Figlio di Edoardo Agnelli e di Aniceta Frisetti, fu il capostipite della notissima famiglia di imprenditori torinesi, era il nonno del più contemporaneo Gianni Agnelli.
Giovanni Francesco Luigi Edoardo Aniceto Lorenzo nacque il 13 agosto 1866 in una famiglia di proprietari terrieri, tra le mura della casa appartenente al nonno, nel comune piemontese di Villar Perosa; venne iscritto da bambino al collegio San Giuseppe e frequentò poi il ginnasio di Pinerolo, completando gli studi classici a Torino.
In seguito venne avviato alla carriera militare presso l’Accademia militare di Modena, dove conseguì il grado di ufficiale di cavalleria di prim’ordine nel Nizza Cavalleria, ma ben presto avvertì un crescente disinteresse per la vita militare, era infatti attirato dai progressi tecnologici, che a poco a poco, grazie anche alla diffusione delle idee positiviste nell’Europa della Belle Époque, alimentate dai progressi della rivoluzione industriale di matrice anglosassone, stimolavano in lui il desiderio d’intraprendere una carriera dedita interamente alla produzione di nuovi mezzi tecnologici.
Nel 1889 sposò Clara Boselli e dal matrimonio nacquero due figli: Aniceta Caterina che sposerà poi il barone Carlo Nasi ed Edoardo che sposerà Donna Virginia Bourbon del Monte, dei principi di San Faustino.
Abbandonata la carriera militare nel 1893, sviluppò un vivo interesse per la meccanica, che lo portò, senza grossi risultati, ad alcuni tentativi imprenditoriali nel campo e lasciato l’esercito, tornò a Villar Perosa con l’intenzione di dedicarsi all’attività di famiglia, l’agricoltura.
Per breve tempo divenne commerciante di legnami e sementi, a Torino, dove poi si trasferì, frequentava assiduamente il caffè di madame Burello, dove conobbe alcuni aristocratici appassionati di meccanica e di automobilismo.
Nel 1896 entrò come socio di capitale nelle Officine Storero, che a Torino costruivano biciclette, per le quali concluse un contratto d’importazione in esclusiva dei tricicli Prunelle, dotati di motore a scoppio De Dion-Bouton.
L’11 luglio 1899 fondò, insieme ad alcuni investitori molto noti nel campo automobilistico, la Fabbrica Italiana Automobili Torino, conosciuta poi semplicemente come FIAT.
L’azienda ebbe fin dall’inizio un rapido sviluppo, grazie soprattutto all’amicizia che l’imprenditore condivideva con Giovanni Giolitti (cinque volte primo ministro italiano); fra il 1902 e il 1906 la produzione annua della Fiat passò da 73 a 1.097 vetture, con una crescita media del 72%.

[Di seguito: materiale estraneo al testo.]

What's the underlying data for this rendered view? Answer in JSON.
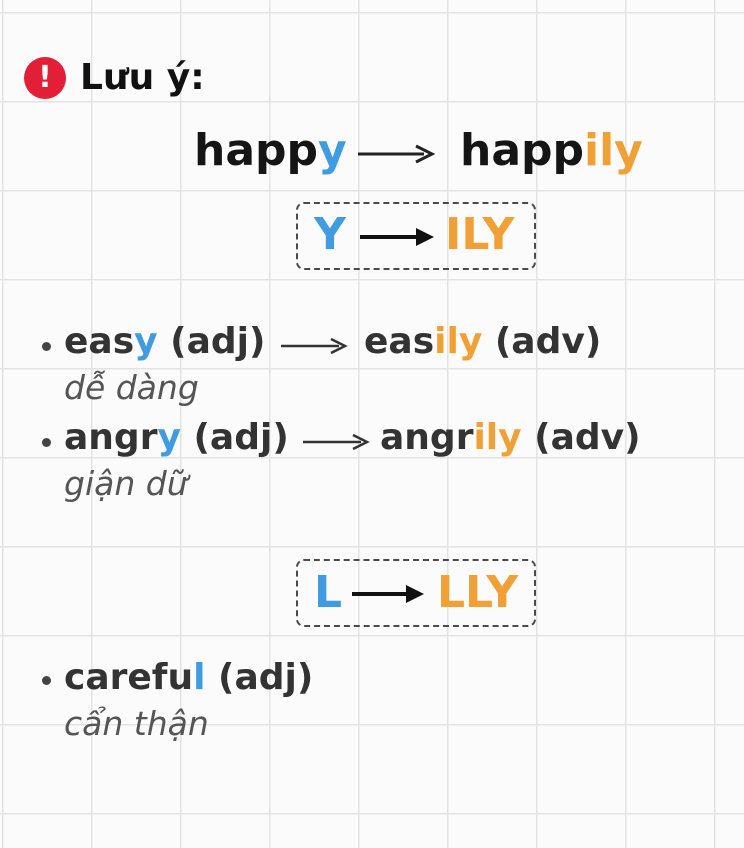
{
  "title": {
    "icon": "exclamation-icon",
    "icon_glyph": "!",
    "text": "Lưu ý:",
    "badge_color": "#e21f36"
  },
  "colors": {
    "removed": "#3f9ce0",
    "added": "#f0a035"
  },
  "main_example": {
    "from_stem": "happ",
    "from_suffix": "y",
    "to_stem": "happ",
    "to_suffix": "ily"
  },
  "rules": [
    {
      "from": "Y",
      "to": "ILY"
    },
    {
      "from": "L",
      "to": "LLY"
    }
  ],
  "examples": [
    {
      "adj_stem": "eas",
      "adj_suffix": "y",
      "adj_tag": "(adj)",
      "adv_stem": "eas",
      "adv_suffix": "ily",
      "adv_tag": "(adv)",
      "meaning": "dễ dàng"
    },
    {
      "adj_stem": "angr",
      "adj_suffix": "y",
      "adj_tag": "(adj)",
      "adv_stem": "angr",
      "adv_suffix": "ily",
      "adv_tag": "(adv)",
      "meaning": "giận dữ"
    },
    {
      "adj_stem": "carefu",
      "adj_suffix": "l",
      "adj_tag": "(adj)",
      "meaning": "cẩn thận"
    }
  ]
}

I risultati economici superano le aspettative e nel 1906 la prima società Fiat viene liquidata e ricostituita con un capitale di nove milioni e un oggetto sociale molto ampio, che incluse, oltre alle automobili, i trasporti ferroviari, i mezzi di navigazione e gli aeroplani.
Agnelli risultava il maggiore azionista della società, nel 1908 avviò la produzione della “Tipo 1 Fiacre”, prima automobile pensata come taxi e successivamente progettò la “Fiat Zero”, anche se il vero successo arrivò con la prima guerra mondiale.
Fu il primo in Italia ad avviare la produzione di mitragliatrici e raggiunse subito un’alta specializzazione anche nel campo degli esplosivi, degli apparati per sottomarini, nell’artiglieria e nei motori navali nonché nel settore aeronautico.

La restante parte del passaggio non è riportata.